A score of 0.97 indicates a very high degree of similarity (nearly identical buying patterns or interests) between our target client and client 15630.0. Similarly, 0.93 signifies a strong match with client 15076.0. These high scores give us confidence that these identified clients truly share comparable preferences.

**This is the core deliverable**: a list of specific products. These are items that the identified similar clients (15630.0 and 15076.0) have purchased, but our target client has not yet added to their own buying history. Because these recommendations are based on a deep understanding of shared preferences, they are highly likely to resonate with our target client. This list can be directly used in personalized email campaigns, on-site product suggestion widgets, or even for sales associates to offer relevant advice.
In essence, this output provides a powerful, data-driven pathway to hyper-personalization, enabling you to proactively suggest products that are highly relevant to individual customer tastes, moving beyond simple demographics or past purchases to predict future desires.

## Conclusions

We've journeyed through the transformative power of semantic embeddings, witnessing how unstructured data—from a simple product description to the intricate tapestry of a customer's purchasing habits—can be converted into quantifiable, actionable insights. No longer are we confined to superficial analysis; embeddings allow us to grasp the true meaning and context, revolutionizing how businesses operate.

The implications are profound. We've seen how identifying truly similar products can fine-tune new product forecasting, mitigate the impact of out-of-stock items, and power hyper-relevant cross-selling initiatives, directly impacting the bottom line. Furthermore, by creating deep "customer embeddings," we move beyond broad demographic strokes to understand the subtle nuances of individual preferences, enabling hyper-personalized marketing campaigns that resonate deeply, foster loyalty, and drive conversion rates previously unattainable. The ability to recommend the perfect new product to a receptive customer, even if they've never seen it before, represents a monumental leap in customer engagement.But the applications extend far beyond recommendations.

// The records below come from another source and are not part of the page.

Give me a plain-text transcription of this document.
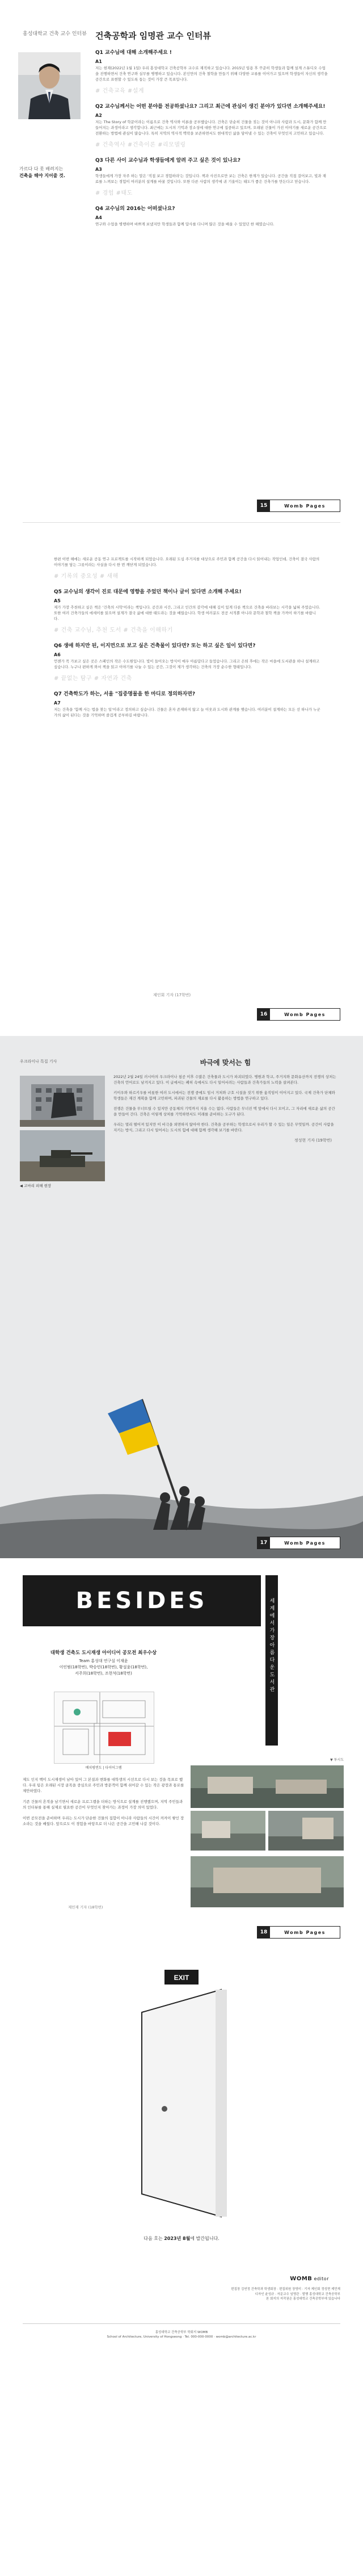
홍성대학교 건축 교수 인터뷰
가르다 다 못 배려지는
건축을 해야 지어줄 것.
건축공학과 임명관 교수 인터뷰
Q1 교수님에 대해 소개해주세요 !
A1
저는 현재(2022년 1월 1일) 우리 홍성대학교 건축공학부 교수로 재직하고 있습니다. 2015년 임용 후 꾸준히 학생들과 함께 설계 스튜디오 수업을 진행하면서 건축 연구와 실무를 병행하고 있습니다. 본인만의 건축 철학을 만들기 위해 다양한 교류를 이어가고 있으며 학생들이 자신의 생각을 공간으로 표현할 수 있도록 돕는 것이 가장 큰 목표입니다.
# 건축교육 #설계
Q2 교수님께서는 어떤 분야를 전공하셨나요? 그리고 최근에 관심이 생긴 분야가 있다면 소개해주세요!
A2
저는 The Story of 학문이라는 이름으로 건축 역사와 이론을 공부했습니다. 건축은 단순히 건물을 짓는 것이 아니라 사람과 도시, 문화가 함께 만들어지는 과정이라고 생각합니다. 최근에는 도시의 기억과 장소성에 대한 연구에 집중하고 있으며, 오래된 건물이 가진 이야기를 새로운 공간으로 전환하는 방법에 관심이 많습니다. 특히 지역의 역사적 맥락을 보존하면서도 현대적인 삶을 담아낼 수 있는 건축이 무엇인지 고민하고 있습니다.
# 건축역사 #건축이론 #리모델링
Q3 다른 사이 교수님과 학생들에게 알려 주고 싶은 것이 있나요?
A3
학생들에게 가장 자주 하는 말은 '직접 보고 경험하라'는 것입니다. 책과 사진으로만 보는 건축은 한계가 있습니다. 공간을 직접 걸어보고, 빛과 재료를 느껴보는 경험이 여러분의 설계를 바꿀 것입니다. 또한 다른 사람의 생각에 귀 기울이는 태도가 좋은 건축가를 만든다고 믿습니다.
# 경험 #태도
Q4 교수님의 2016는 어떠셨나요?
A4
연구와 수업을 병행하며 바쁘게 보냈지만 학생들과 함께 답사를 다니며 많은 것을 배울 수 있었던 한 해였습니다.
15	Womb Pages
한편 이번 해에는 새로운 공동 연구 프로젝트를 시작하게 되었습니다. 오래된 도심 주거지를 대상으로 주민과 함께 공간을 다시 읽어내는 작업인데, 건축이 결국 사람의 이야기를 담는 그릇이라는 사실을 다시 한 번 깨닫게 되었습니다.
# 기록의 중요성 # 새해
Q5 교수님의 생각이 진로 대문에 영향을 주었던 책이나 글이 있다면 소개해 주세요!
A5
제가 가장 추천하고 싶은 책은 '건축의 시학'이라는 책입니다. 공간과 시간, 그리고 인간의 감각에 대해 깊이 있게 다룬 책으로 건축을 바라보는 시각을 넓혀 주었습니다. 또한 여러 건축가들의 에세이를 읽으며 설계가 결국 삶에 대한 태도라는 것을 배웠습니다. 학생 여러분도 전공 서적뿐 아니라 문학과 철학 책을 가까이 하기를 바랍니다.
# 건축 교수님, 추천 도서 # 건축을 이해하기
Q6 생애 하지만 된, 이지먼으로 보고 싶은 건축물이 있다면? 또는 하고 싶은 일이 있다면?
A6
언젠가 꼭 가보고 싶은 곳은 스페인의 작은 수도원입니다. 빛이 들어오는 방식이 매우 아름답다고 들었습니다. 그리고 은퇴 후에는 작은 마을에 도서관을 하나 설계하고 싶습니다. 누구나 편하게 와서 책을 읽고 이야기를 나눌 수 있는 공간, 그것이 제가 생각하는 건축의 가장 순수한 형태입니다.
# 끝없는 탐구 # 자연과 건축
Q7 건축학도가 하는, 서울 "집중명물을 한 마디로 정의하자면?
A7
저는 건축을 '함께 사는 법을 찾는 일'이라고 정의하고 싶습니다. 건물은 혼자 존재하지 않고 늘 이웃과 도시와 관계를 맺습니다. 여러분이 설계하는 모든 선 하나가 누군가의 삶이 된다는 것을 기억하며 즐겁게 공부하길 바랍니다.
제인회 기자 (17학번)
16	Womb Pages
우크라이나 특집 기사
◀ 고마리 피해 현장
바극에 맞서는 힘

2022년 2월 24일 러시아의 우크라이나 침공 이후 수많은 건축물과 도시가 파괴되었다. 병원과 학교, 주거지와 문화유산까지 전쟁의 상처는 건축의 언어로도 남겨지고 있다. 이 글에서는 폐허 속에서도 다시 일어서려는 사람들과 건축가들의 노력을 살펴본다.

키이우와 하르키우를 비롯한 여러 도시에서는 전쟁 중에도 임시 거처와 구호 시설을 짓기 위한 움직임이 이어지고 있다. 국제 건축가 단체와 학생들은 재건 계획을 함께 고민하며, 파괴된 건물의 재료를 다시 활용하는 방법을 연구하고 있다.

전쟁은 건물을 무너뜨릴 수 있지만 공동체의 기억까지 지울 수는 없다. 사람들은 무너진 벽 앞에서 다시 모이고, 그 자리에 새로운 삶의 공간을 만들어 간다. 건축은 이렇게 상처를 기억하면서도 미래를 준비하는 도구가 된다.

우리는 멀리 떨어져 있지만 이 비극을 외면하지 않아야 한다. 건축을 공부하는 학생으로서 우리가 할 수 있는 일은 무엇일까. 공간이 사람을 지키는 방식, 그리고 다시 일어서는 도시의 힘에 대해 함께 생각해 보기를 바란다.

정성현 기자 (19학번)
17	Womb Pages
BESIDES	세계에서 가장 아름다운 도서관
대학생 건축도 도시재생 아이디어 공모전 최우수상
Team 홍성대 연구실 이재윤
이인범(18학번), 박승민(18학번), 황설윤(18학번),
서주희(18학번), 조현석(18학번)
배치평면도 | 다이어그램

제도 인지 백미 도시재생이 남아 있어 그 본질과 변화를 대학생의 시선으로 다시 보는 것을 목표로 했다. 우리 팀은 오래된 시장 골목을 중심으로 주민과 방문객이 함께 쉬어갈 수 있는 작은 광장과 통로를 제안하였다.

기존 건물의 흔적을 남기면서 새로운 프로그램을 더하는 방식으로 설계를 진행했으며, 지역 주민들과의 인터뷰를 통해 실제로 필요한 공간이 무엇인지 찾아가는 과정이 가장 의미 있었다.

이번 공모전을 준비하며 우리는 도시가 단순한 건물의 집합이 아니라 사람들의 시간이 켜켜이 쌓인 장소라는 것을 배웠다. 앞으로도 이 경험을 바탕으로 더 나은 공간을 고민해 나갈 것이다.

제민재 기자 (18학번)
▼ 투시도
18	Womb Pages
EXIT
다음 호는 2023년 8월에 발간됩니다.
WOMB editor
편집장 김연정 건축학과 학생회장 · 편집위원 장영미 · 기자 제인회 정성현 제민재
디자인 윤성규 · 자문교수 임명관 · 발행 홍성대학교 건축공학부
본 회지의 저작권은 홍성대학교 건축공학부에 있습니다
홍성대학교 건축공학부 학회지 WOMB
School of Architecture, University of Hongseong · Tel. 000-000-0000 · womb@architecture.ac.kr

The era of merely counting keywords is over. Businesses that embrace the power of semantic embeddings to truly understand their products, their customers, and their operational data will gain an unparalleled competitive advantage. I encourage you to experiment with these powerful techniques, delve deeper into the fascinating world of specialized embedding models, and explore even more advanced algorithms. The journey from raw data to deep business intelligence is just beginning, and the potential for innovation is limitless.